Field Music – Open Here

À l'annonce d'une nouvelle formation influencée ou directement représentante du rock progressif, les frissons s'hérissent. On associe souvent le mouvement à de la qualité, tant par ses similitudes de composition avec la musique classique, ses actes, son caractère épiques et très arrangé, riche en instruments, mais aussi comme celui qui peut amener d'autres horizons, faire évoluer les genres, jouer le rôle de l'avant-garde. Et comme tout mouvement qui a énormément marqué une époque, nombre sont les formations qui tente d'approcher la démarche mais sont noyés sous leurs mentors. 

En analysant en détails le mouvement majeur des années 70, on voit qu'il y a deux vagues distinctes de rock progressif. Celui plus mélodique et théâtral, représenté par les Genesis, Kansas ou autres Yes. Et si ce dernier est directement influencé par la musique classique d'où il puise sa volonté d'écriture, de construction et d'arrangements riches, il y a le progressif suivant directement la lignée logique des carcans rock de son époque. Suivant donc les valeurs psychédéliques, alambiquées et basées sur des constructions plus aventureuses très typées 60's, il en sera un mouvement moins accessible quoique plus original, représenté par les ovnis Gong, Gentle Giant ou Van Der Graaf Generator. Et s'il y a un endroit où Field Music nous semble puiser sa ligne directrice, c'est ici.

On pourra le constater sur "Time In Joy". Les mesures où rythmiques et instruments se décalent, où la voix est volontairement faussée dans le but de nous dérouter, les interventions de violons et flûtes que ne renieraient pas Focus, les éléments sont bien présents pour renouer avec l'époque. Chaque écoute sera liée à la volonté de suivre un instrument en particulier pour bien en comprendre sa ligne , et de ce gros brouhaha pachydermique s'échappent des mélodies claires, bien plus calmes que les influences du groupe.
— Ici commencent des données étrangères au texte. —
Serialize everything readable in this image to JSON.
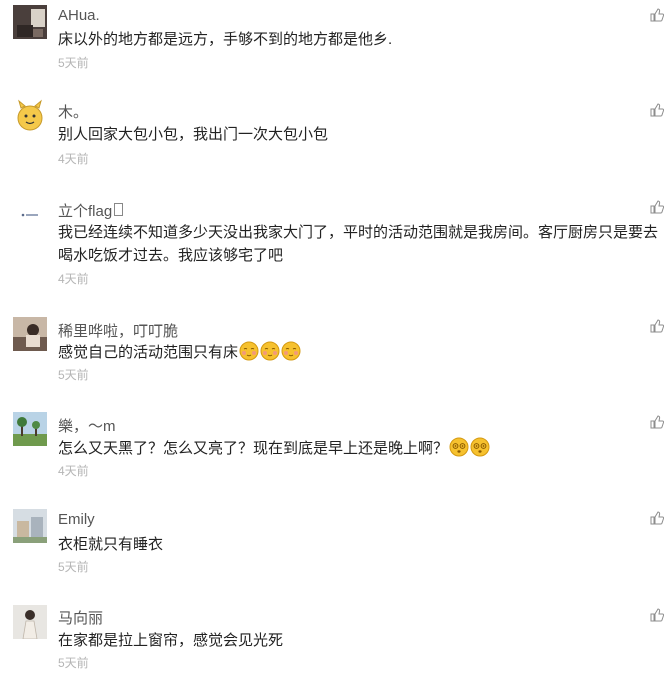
{
  "comments": [
    {
      "name": "AHua.",
      "text": "床以外的地方都是远方，手够不到的地方都是他乡.",
      "time": "5天前",
      "avatar": "avatar-dark-room-icon"
    },
    {
      "name": "木。",
      "text": "别人回家大包小包，我出门一次大包小包",
      "time": "4天前",
      "avatar": "avatar-cartoon-face-icon"
    },
    {
      "name": "立个flag",
      "text": "我已经连续不知道多少天没出我家大门了，平时的活动范围就是我房间。客厅厨房只是要去喝水吃饭才过去。我应该够宅了吧",
      "time": "4天前",
      "avatar": "avatar-small-logo-icon"
    },
    {
      "name": "稀里哗啦，叮叮脆",
      "text": "感觉自己的活动范围只有床",
      "time": "5天前",
      "avatar": "avatar-photo-icon"
    },
    {
      "name": "樂，～m",
      "text": "怎么又天黑了？怎么又亮了？现在到底是早上还是晚上啊？",
      "time": "4天前",
      "avatar": "avatar-landscape-icon"
    },
    {
      "name": "Emily",
      "text": "衣柜就只有睡衣",
      "time": "5天前",
      "avatar": "avatar-building-icon"
    },
    {
      "name": "马向丽",
      "text": "在家都是拉上窗帘，感觉会见光死",
      "time": "5天前",
      "avatar": "avatar-person-icon"
    }
  ],
  "icons": {
    "like": "thumbs-up-icon",
    "emoji_blush": "blushing-face-emoji-icon",
    "emoji_dizzy": "dizzy-face-emoji-icon"
  },
  "colors": {
    "name": "#555555",
    "text": "#222222",
    "time": "#b5b5b5",
    "like_icon": "#8c8c8c",
    "emoji_yellow": "#f6c12e"
  }
}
Ce pattern reviendra régulièrement, pour ne pas dire tous les deux titres, l'alter ego s'axant alors sur des couleurs plus 80, avec les afflux agressifs de claviers kitsch et autres refrains plus "poppy". On y retrouve les mêmes influences, perdues dans leur volonté de correspondre à un moule plus générique, et bien plus maladroit. Réduire Field Music aux influences progressives sur deux périodes - historiquement inspirée puis dispensable - , serait ignorer quelques aspects. En effet, on retrouvera sur "Open Here" les violons et les choeurs d'un Beatles sur "Eleanor Rigby" (malgré des réminiscences de Neal Morse chez Spock's Beard, on en revient toujours aux couleurs progressives). Et si la besace s'avère bien fournie et surprenante, réduire Field Music à toutes ses influences combinées sera pertinent.

Prog, psyché, Open Here, Album, 2018

Là est le bien triste constat. Malgré un côté calibré pour les amoureux et nostalgiques de tout ce qui aura été énuméré ici, jamais le groupe ne se détache de ses modèles. La production et les choix de sonorités font très daté, et les envolées ne raniment rien de plus que des souvenirs que l'on a déjà entendu à une période où la place y était plus adéquate. Le plaisir est entier et réel, les amateurs s'y retrouveront instantanément, mais reviendront vite vers leurs premières amours ; le public plus jeune et moins référencé, quant à lui, aura du mal à s'y accrocher. Reste l'espoir que le côté très bien fait et accessible de Field Music leur donne envie de découvrir une histoire musicale toujours fascinante. Et l'on souhaite au groupe de s'éloigner de ses influences pour s'envoler, tant le talent et niveau d'interprétation sont présents.